Vito: How do I get more clients? Every year. But the answer has been clear for a long time. Do good work. Niche down so you develop real expertise within a specific group. And interact with your clients like a human being – you are there to add value, not to extract revenue. Revenue is just the outcome of providing more value than you take. The agencies that grow naturally do three things consistently: they niche down, they stay in regular contact with clients, and they obsess over shortening delivery time. That last one matters more than most people realize. If I finish one project a month and I do good work, I earn a referral roughly every three projects. If I do three projects a month, I triple my speed through the referral flywheel. Shorten delivery from four weeks to one and a half weeks and you have tripled your ability to grow through referrals without spending anything on marketing. That is the number one driver of new business for web professionals, and most of them are sitting on a much slower version of it than they need to be.
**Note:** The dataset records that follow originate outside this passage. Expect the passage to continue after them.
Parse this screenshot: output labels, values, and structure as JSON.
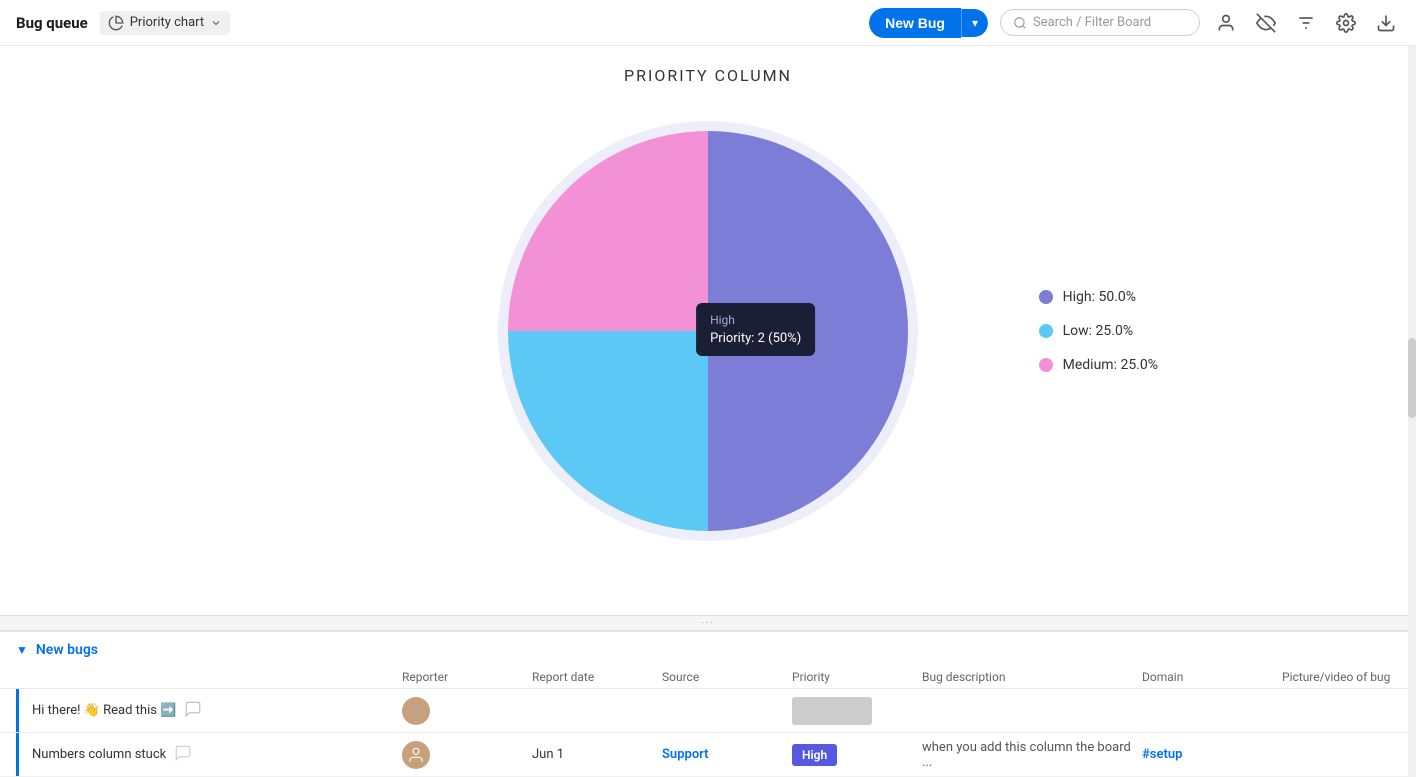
{
  "header": {
    "title": "Bug queue",
    "chart_tab_label": "Priority chart",
    "new_bug_label": "New Bug",
    "search_placeholder": "Search / Filter Board"
  },
  "chart": {
    "title": "PRIORITY COLUMN",
    "segments": [
      {
        "label": "High",
        "percent": 50,
        "color": "#7b7dd6",
        "startAngle": 0,
        "endAngle": 180
      },
      {
        "label": "Low",
        "percent": 25,
        "color": "#5bc8f5",
        "startAngle": 180,
        "endAngle": 270
      },
      {
        "label": "Medium",
        "percent": 25,
        "color": "#f391d6",
        "startAngle": 270,
        "endAngle": 360
      }
    ],
    "tooltip": {
      "label": "High",
      "value": "Priority: 2 (50%)"
    },
    "legend": [
      {
        "label": "High: 50.0%",
        "color": "#7b7dd6"
      },
      {
        "label": "Low: 25.0%",
        "color": "#5bc8f5"
      },
      {
        "label": "Medium: 25.0%",
        "color": "#f391d6"
      }
    ]
  },
  "table": {
    "section_label": "New bugs",
    "columns": [
      "Reporter",
      "Report date",
      "Source",
      "Priority",
      "Bug description",
      "Domain",
      "Picture/video of bug"
    ],
    "rows": [
      {
        "name": "Hi there! 👋 Read this ➡️",
        "reporter": "",
        "report_date": "",
        "source": "",
        "priority": "",
        "bug_description": "",
        "domain": "",
        "picture": "",
        "has_avatar": false,
        "priority_type": "empty"
      },
      {
        "name": "Numbers column stuck",
        "reporter": "",
        "report_date": "Jun 1",
        "source": "Support",
        "priority": "High",
        "bug_description": "when you add this column the board ...",
        "domain": "#setup",
        "picture": "",
        "has_avatar": true,
        "priority_type": "high"
      }
    ]
  },
  "resize_handle": "···"
}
Łukasz: Last question. Three minutes, a hall full of agency owners, every one of them will listen and act. What do you say?
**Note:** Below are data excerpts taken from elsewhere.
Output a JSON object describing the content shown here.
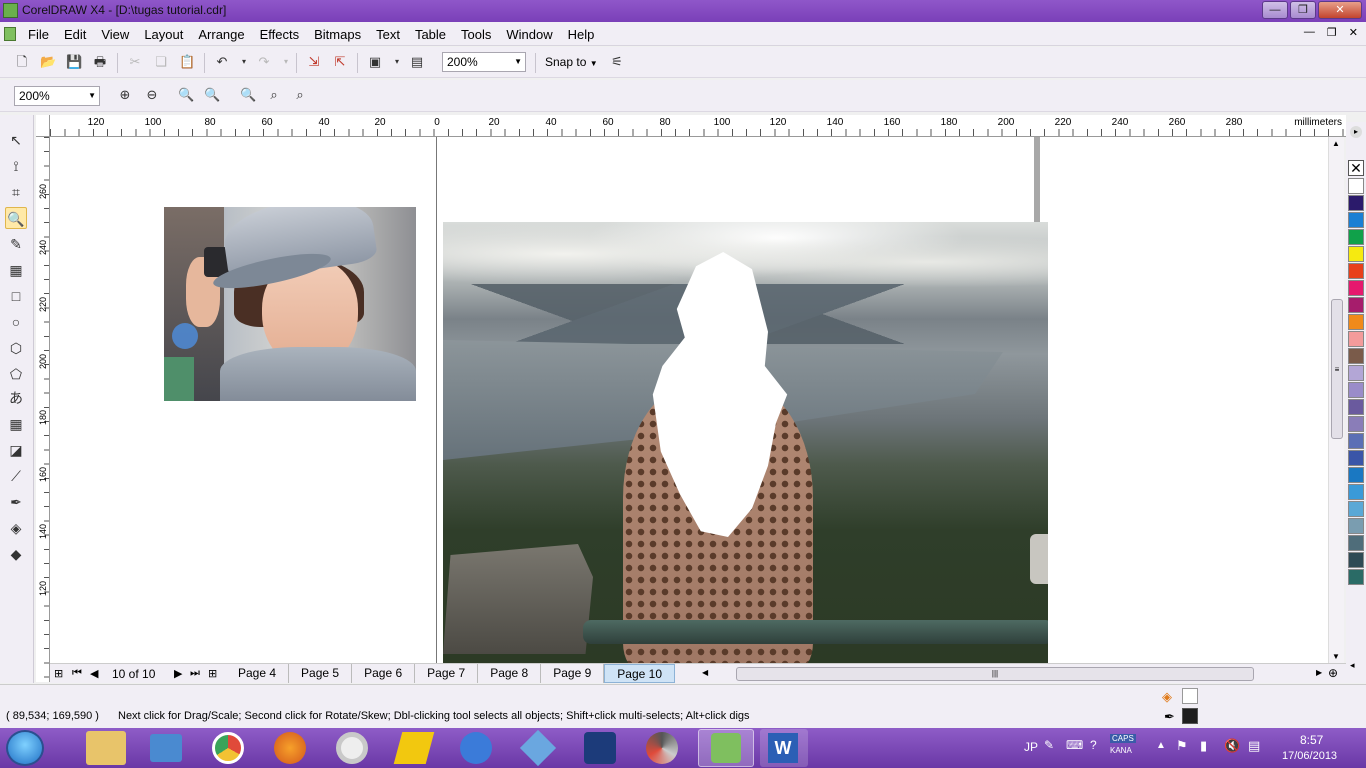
{
  "window": {
    "title": "CorelDRAW X4 - [D:\\tugas tutorial.cdr]",
    "buttons": {
      "minimize": "—",
      "restore": "❐",
      "close": "✕"
    }
  },
  "menu": {
    "items": [
      "File",
      "Edit",
      "View",
      "Layout",
      "Arrange",
      "Effects",
      "Bitmaps",
      "Text",
      "Table",
      "Tools",
      "Window",
      "Help"
    ]
  },
  "toolbar": {
    "zoom_level": "200%",
    "snap_to": "Snap to"
  },
  "zoom_toolbar": {
    "zoom_level": "200%"
  },
  "ruler": {
    "unit": "millimeters",
    "h_ticks": [
      "120",
      "100",
      "80",
      "60",
      "40",
      "20",
      "0",
      "20",
      "40",
      "60",
      "80",
      "100",
      "120",
      "140",
      "160",
      "180",
      "200",
      "220",
      "240",
      "260",
      "280"
    ],
    "v_ticks": [
      "260",
      "240",
      "220",
      "200",
      "180",
      "160",
      "140",
      "120"
    ]
  },
  "page_nav": {
    "counter": "10 of 10",
    "tabs": [
      "Page 4",
      "Page 5",
      "Page 6",
      "Page 7",
      "Page 8",
      "Page 9",
      "Page 10"
    ],
    "active_tab": "Page 10"
  },
  "status": {
    "coordinates": "( 89,534; 169,590 )",
    "hint": "Next click for Drag/Scale; Second click for Rotate/Skew; Dbl-clicking tool selects all objects; Shift+click multi-selects; Alt+click digs"
  },
  "palette": {
    "colors": [
      "#ffffff",
      "#2b1a6b",
      "#1a7fd4",
      "#10a14a",
      "#f6ea10",
      "#e8401b",
      "#e6196e",
      "#a61d6c",
      "#f08a1a",
      "#f39b9b",
      "#7a5b4a",
      "#b3a6d6",
      "#9a8cc9",
      "#6a5a9e",
      "#8a7db8",
      "#5b6fb5",
      "#3a55a8",
      "#1a78c2",
      "#3a9ad8",
      "#5aa8d6",
      "#7a9db0",
      "#4f6d7a",
      "#2f4a55",
      "#2a6b66"
    ]
  },
  "taskbar": {
    "language": "JP",
    "caps_label": "CAPS",
    "kana_label": "KANA",
    "time": "8:57",
    "date": "17/06/2013"
  }
}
Vito: Lean in. Do not be afraid. Change is coming whether you like it or not. The line about “you will not be replaced by AI, you will be replaced by someone using AI” has become a cliche, but it is true. The way I think about it: you cannot talk to the person digging the pit and explain how to operate the tractor. They need to want to operate the tractor first. Because the person on the tractor replaces the ten people in the pit. That shift is already happening. Some roles will disappear. That is not really up to us anymore – it is just technology moving. But there is still a place for people. It is just a different place, with different tools. And here is the thing that really gets me. There is a medical study of about 10,000 people who were told they would die unless they made one specific change in their life – fully within their control. More than 90% of them still did not make the change. So be the ten percent. You know what needs to change. The only question is whether you will act on it.